Any thoughts on how to remove the rectangles, or best practices?

I'm asking if there is a generic command line based toolset to overwrite rectangles, for example, in .png files. I could then pass the .png through this, then pass it to tesseract.

Details on the tesseract release/setup I've used are as follows:

Go here: http://code.google.com/p/tesseract-ocr/downloads/list - For the basic english generic character set to get Tesseract up and running and recognising your bitmapped text into ascii text, use tesseract-2.00.eng.tar.gz (current version at time of writing is: "English language data for Tesseract (2.00 and up) Jul 2007 989 KB 84845")
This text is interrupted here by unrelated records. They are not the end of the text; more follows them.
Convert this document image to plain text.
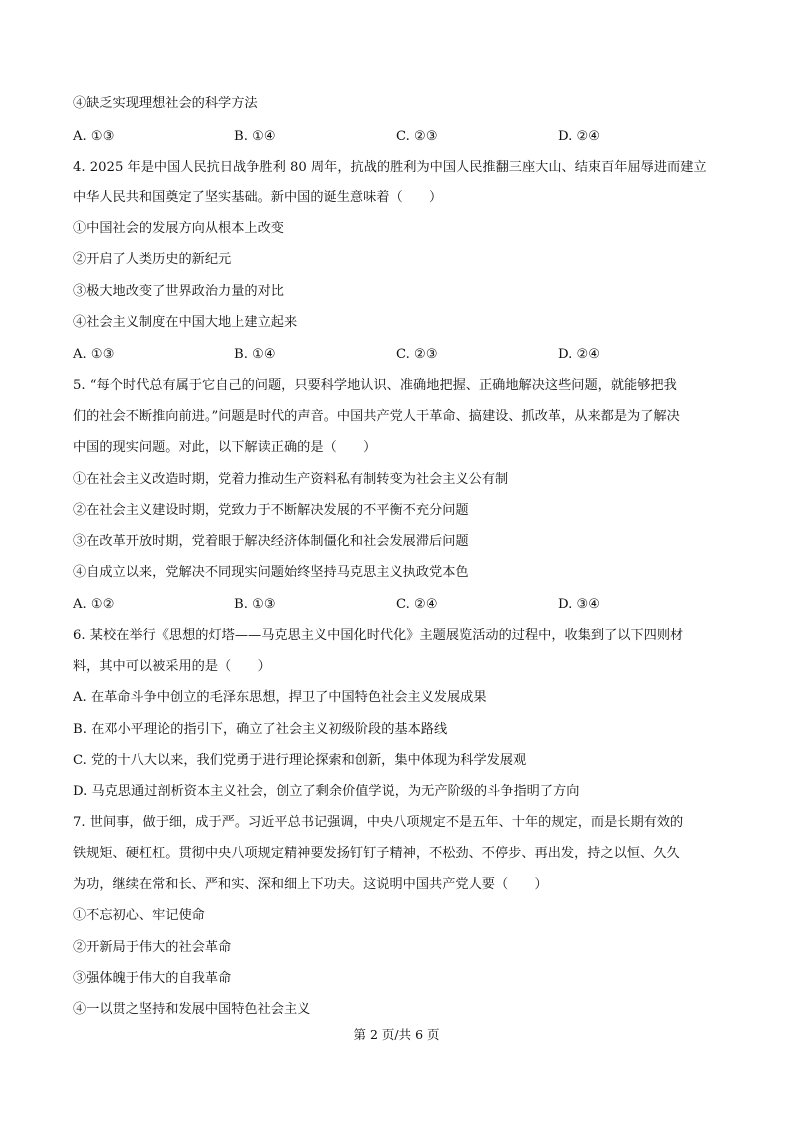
④缺乏实现理想社会的科学方法
A. ①③	B. ①④	C. ②③	D. ②④
4. 2025 年是中国人民抗日战争胜利 80 周年，抗战的胜利为中国人民推翻三座大山、结束百年屈辱进而建立
中华人民共和国奠定了坚实基础。新中国的诞生意味着（　　）
①中国社会的发展方向从根本上改变
②开启了人类历史的新纪元
③极大地改变了世界政治力量的对比
④社会主义制度在中国大地上建立起来
A. ①③	B. ①④	C. ②③	D. ②④
5. “每个时代总有属于它自己的问题，只要科学地认识、准确地把握、正确地解决这些问题，就能够把我
们的社会不断推向前进。”问题是时代的声音。中国共产党人干革命、搞建设、抓改革，从来都是为了解决
中国的现实问题。对此，以下解读正确的是（　　）
①在社会主义改造时期，党着力推动生产资料私有制转变为社会主义公有制
②在社会主义建设时期，党致力于不断解决发展的不平衡不充分问题
③在改革开放时期，党着眼于解决经济体制僵化和社会发展滞后问题
④自成立以来，党解决不同现实问题始终坚持马克思主义执政党本色
A. ①②	B. ①③	C. ②④	D. ③④
6. 某校在举行《思想的灯塔——马克思主义中国化时代化》主题展览活动的过程中，收集到了以下四则材
料，其中可以被采用的是（　　）
A. 在革命斗争中创立的毛泽东思想，捍卫了中国特色社会主义发展成果
B. 在邓小平理论的指引下，确立了社会主义初级阶段的基本路线
C. 党的十八大以来，我们党勇于进行理论探索和创新，集中体现为科学发展观
D. 马克思通过剖析资本主义社会，创立了剩余价值学说，为无产阶级的斗争指明了方向
7. 世间事，做于细，成于严。习近平总书记强调，中央八项规定不是五年、十年的规定，而是长期有效的
铁规矩、硬杠杠。贯彻中央八项规定精神要发扬钉钉子精神，不松劲、不停步、再出发，持之以恒、久久
为功，继续在常和长、严和实、深和细上下功夫。这说明中国共产党人要（　　）
①不忘初心、牢记使命
②开新局于伟大的社会革命
③强体魄于伟大的自我革命
④一以贯之坚持和发展中国特色社会主义
第 2 页/共 6 页
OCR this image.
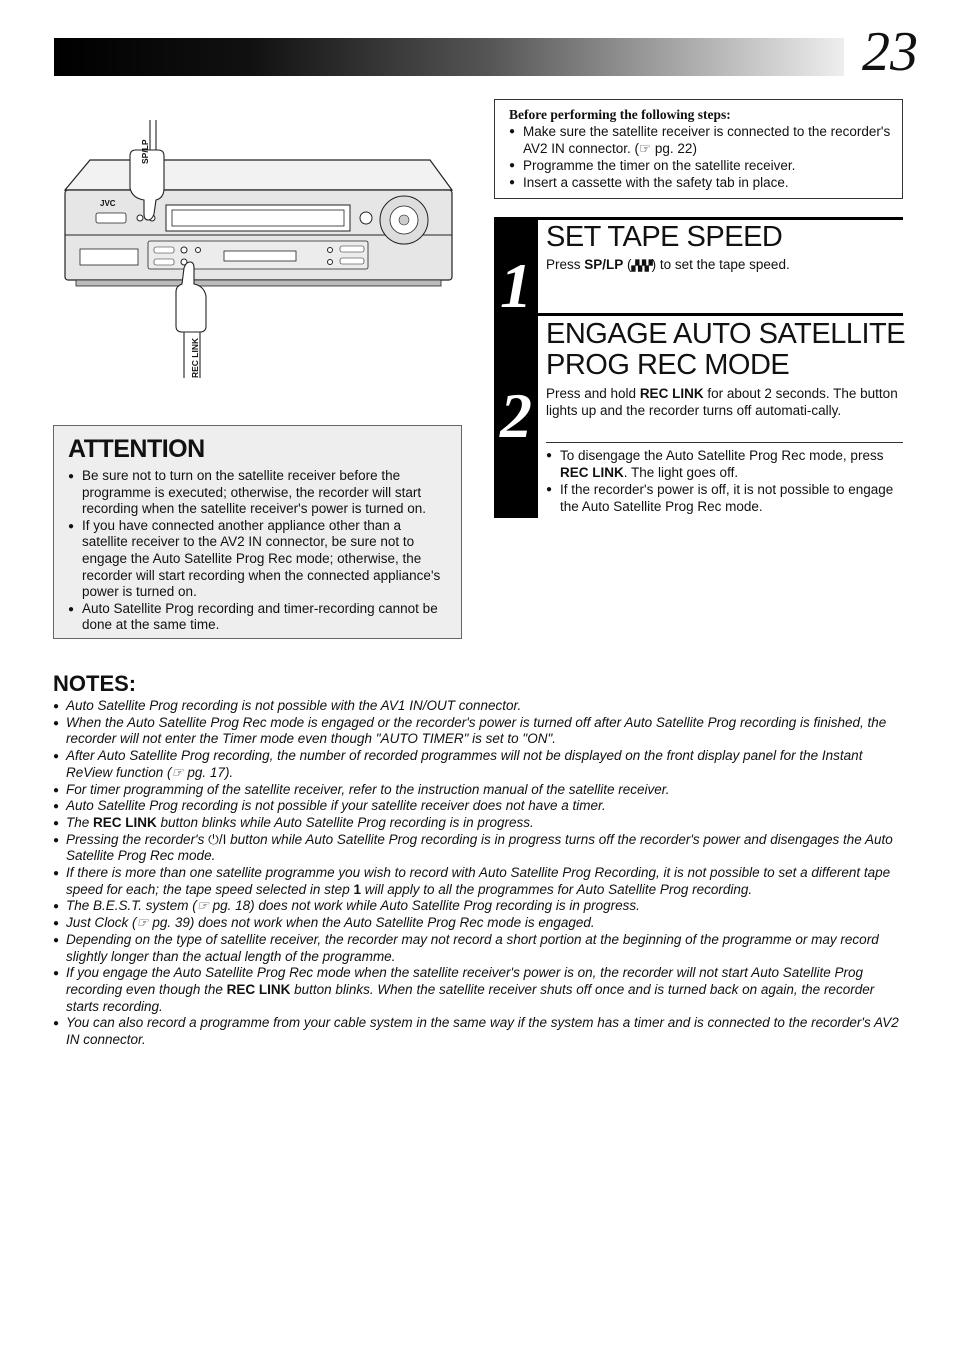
23
Before performing the following steps:
● Make sure the satellite receiver is connected to the recorder's AV2 IN connector. (☞ pg. 22)
● Programme the timer on the satellite receiver.
● Insert a cassette with the safety tab in place.
JVC
SP/LP
REC LINK
ATTENTION
● Be sure not to turn on the satellite receiver before the programme is executed; otherwise, the recorder will start recording when the satellite receiver's power is turned on.
● If you have connected another appliance other than a satellite receiver to the AV2 IN connector, be sure not to engage the Auto Satellite Prog Rec mode; otherwise, the recorder will start recording when the connected appliance's power is turned on.
● Auto Satellite Prog recording and timer-recording cannot be done at the same time.
1
2
SET TAPE SPEED
Press SP/LP (▞▞▞) to set the tape speed.
ENGAGE AUTO SATELLITE
PROG REC MODE
Press and hold REC LINK for about 2 seconds. The button lights up and the recorder turns off automati-cally.
● To disengage the Auto Satellite Prog Rec mode, press REC LINK. The light goes off.
● If the recorder's power is off, it is not possible to engage the Auto Satellite Prog Rec mode.
NOTES:
● Auto Satellite Prog recording is not possible with the AV1 IN/OUT connector.
● When the Auto Satellite Prog Rec mode is engaged or the recorder's power is turned off after Auto Satellite Prog recording is finished, the recorder will not enter the Timer mode even though "AUTO TIMER" is set to "ON".
● After Auto Satellite Prog recording, the number of recorded programmes will not be displayed on the front display panel for the Instant ReView function (☞ pg. 17).
● For timer programming of the satellite receiver, refer to the instruction manual of the satellite receiver.
● Auto Satellite Prog recording is not possible if your satellite receiver does not have a timer.
● The REC LINK button blinks while Auto Satellite Prog recording is in progress.
● Pressing the recorder's ⏻/I button while Auto Satellite Prog recording is in progress turns off the recorder's power and disengages the Auto Satellite Prog Rec mode.
● If there is more than one satellite programme you wish to record with Auto Satellite Prog Recording, it is not possible to set a different tape speed for each; the tape speed selected in step 1 will apply to all the programmes for Auto Satellite Prog recording.
● The B.E.S.T. system (☞ pg. 18) does not work while Auto Satellite Prog recording is in progress.
● Just Clock (☞ pg. 39) does not work when the Auto Satellite Prog Rec mode is engaged.
● Depending on the type of satellite receiver, the recorder may not record a short portion at the beginning of the programme or may record slightly longer than the actual length of the programme.
● If you engage the Auto Satellite Prog Rec mode when the satellite receiver's power is on, the recorder will not start Auto Satellite Prog recording even though the REC LINK button blinks. When the satellite receiver shuts off once and is turned back on again, the recorder starts recording.
● You can also record a programme from your cable system in the same way if the system has a timer and is connected to the recorder's AV2 IN connector.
Related questions I have already looked at on Stack Overflow

In these, my question is not completely answered or a commercial solution is being sold. I do not want to consider a commercial solution at this stage.

Was it helpful?

Solution

There's probably not going to be a free off the shelf solution for this, but coding your own shouldn't be too hard since it's probably safe to assume that a rectangle will never be a valid character in your font's alphabet and can therefore be removed safely. It also helps that all your rectangle borders are exactly one pixel wide.

So search for a contiguous horizontal line that is joined to another, parallel line of the same length by exactly two vertical lines. Repeat the search until you find all the rectangles in the image then render them all transparent with Graphics.DrawRectangle and Pens.Transparent. Don't render a rectangle transparent until you've finished searching else you risk wiping out parts of overlapped rectangles before you've found them. This is just a starter suggestion, I haven't implemented or debugged this algorithm.